For future research, it is essential to continue monitoring the spatial and temporal dynamics of COVID-19, particularly in the context of emerging variants and changing vaccination strategies. Longitudinal studies are needed to assess the long-term effectiveness of vaccination campaigns and the persistence of immunity over time. Furthermore, research on the socio-economic and demographic determinants of COVID-19 mortality could provide valuable insights into disparities in disease burden and inform targeted interventions to address health inequities. Additionally, incorporating real-time data and advanced modeling techniques could enhance our ability to effectively predict and respond to future outbreaks.
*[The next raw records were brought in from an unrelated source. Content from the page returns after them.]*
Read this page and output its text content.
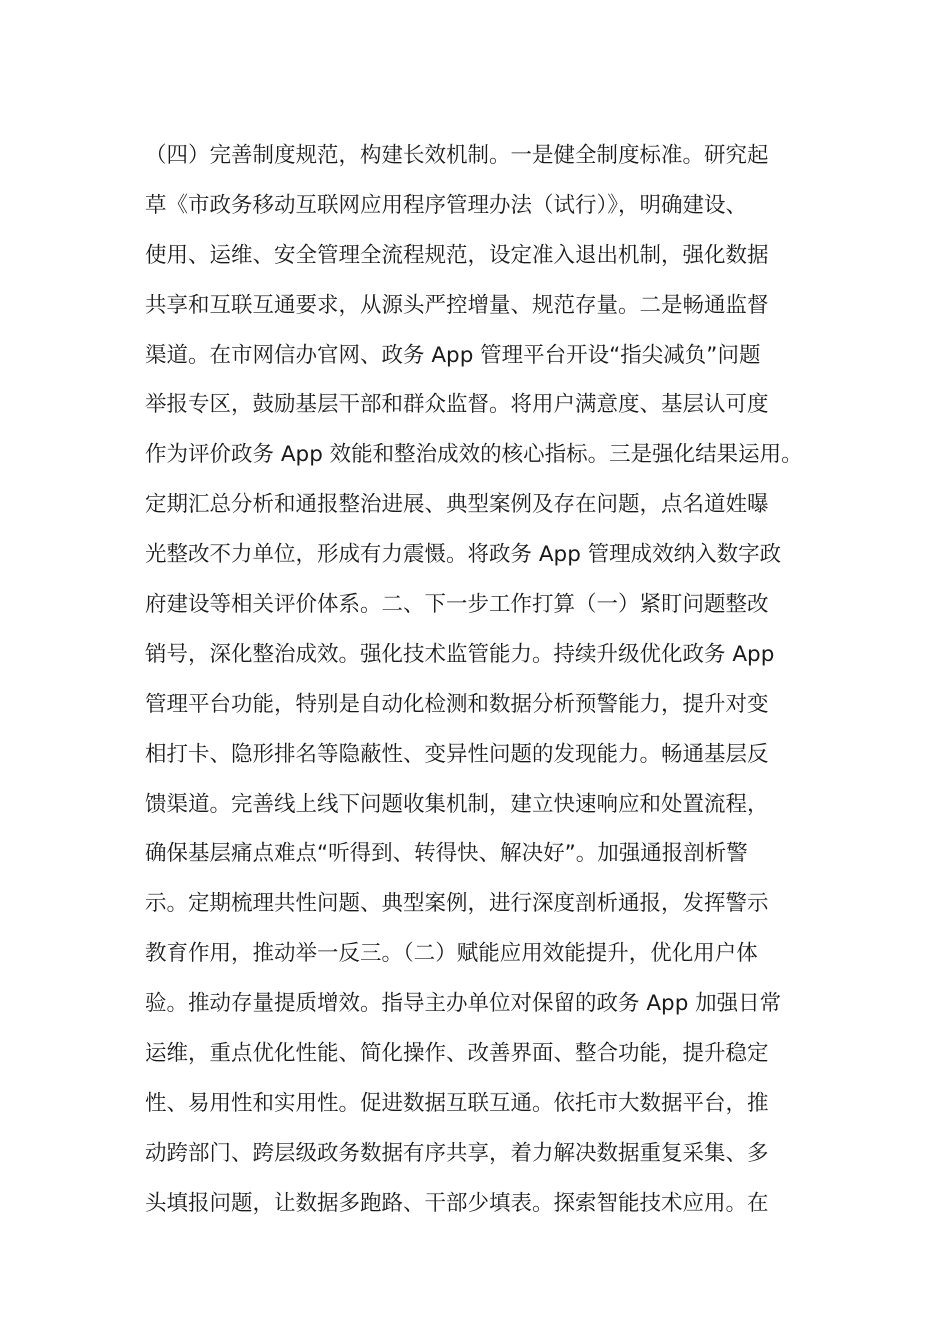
（四）完善制度规范，构建长效机制。一是健全制度标准。研究起
草《市政务移动互联网应用程序管理办法（试行）》，明确建设、
使用、运维、安全管理全流程规范，设定准入退出机制，强化数据
共享和互联互通要求，从源头严控增量、规范存量。二是畅通监督
渠道。在市网信办官网、政务 App 管理平台开设“指尖减负”问题
举报专区，鼓励基层干部和群众监督。将用户满意度、基层认可度
作为评价政务 App 效能和整治成效的核心指标。三是强化结果运用。
定期汇总分析和通报整治进展、典型案例及存在问题，点名道姓曝
光整改不力单位，形成有力震慑。将政务 App 管理成效纳入数字政
府建设等相关评价体系。二、下一步工作打算（一）紧盯问题整改
销号，深化整治成效。强化技术监管能力。持续升级优化政务 App
管理平台功能，特别是自动化检测和数据分析预警能力，提升对变
相打卡、隐形排名等隐蔽性、变异性问题的发现能力。畅通基层反
馈渠道。完善线上线下问题收集机制，建立快速响应和处置流程，
确保基层痛点难点“听得到、转得快、解决好”。加强通报剖析警
示。定期梳理共性问题、典型案例，进行深度剖析通报，发挥警示
教育作用，推动举一反三。（二）赋能应用效能提升，优化用户体
验。推动存量提质增效。指导主办单位对保留的政务 App 加强日常
运维，重点优化性能、简化操作、改善界面、整合功能，提升稳定
性、易用性和实用性。促进数据互联互通。依托市大数据平台，推
动跨部门、跨层级政务数据有序共享，着力解决数据重复采集、多
头填报问题，让数据多跑路、干部少填表。探索智能技术应用。在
Moreover, exploring the application of spatio-temporal modeling techniques to other fields of study, such as infectious disease epidemiology [28], environmental health [29,30,31], natural disaster management [32], and climate change [33,34,35], could provide further insights into complex systems’ dynamics and inform evidence-based decision making across various domains. Overall, continued research in this area is crucial for informing evidence-based strategies to control the spread of COVID-19 and other infectious diseases and minimize their impact on public health.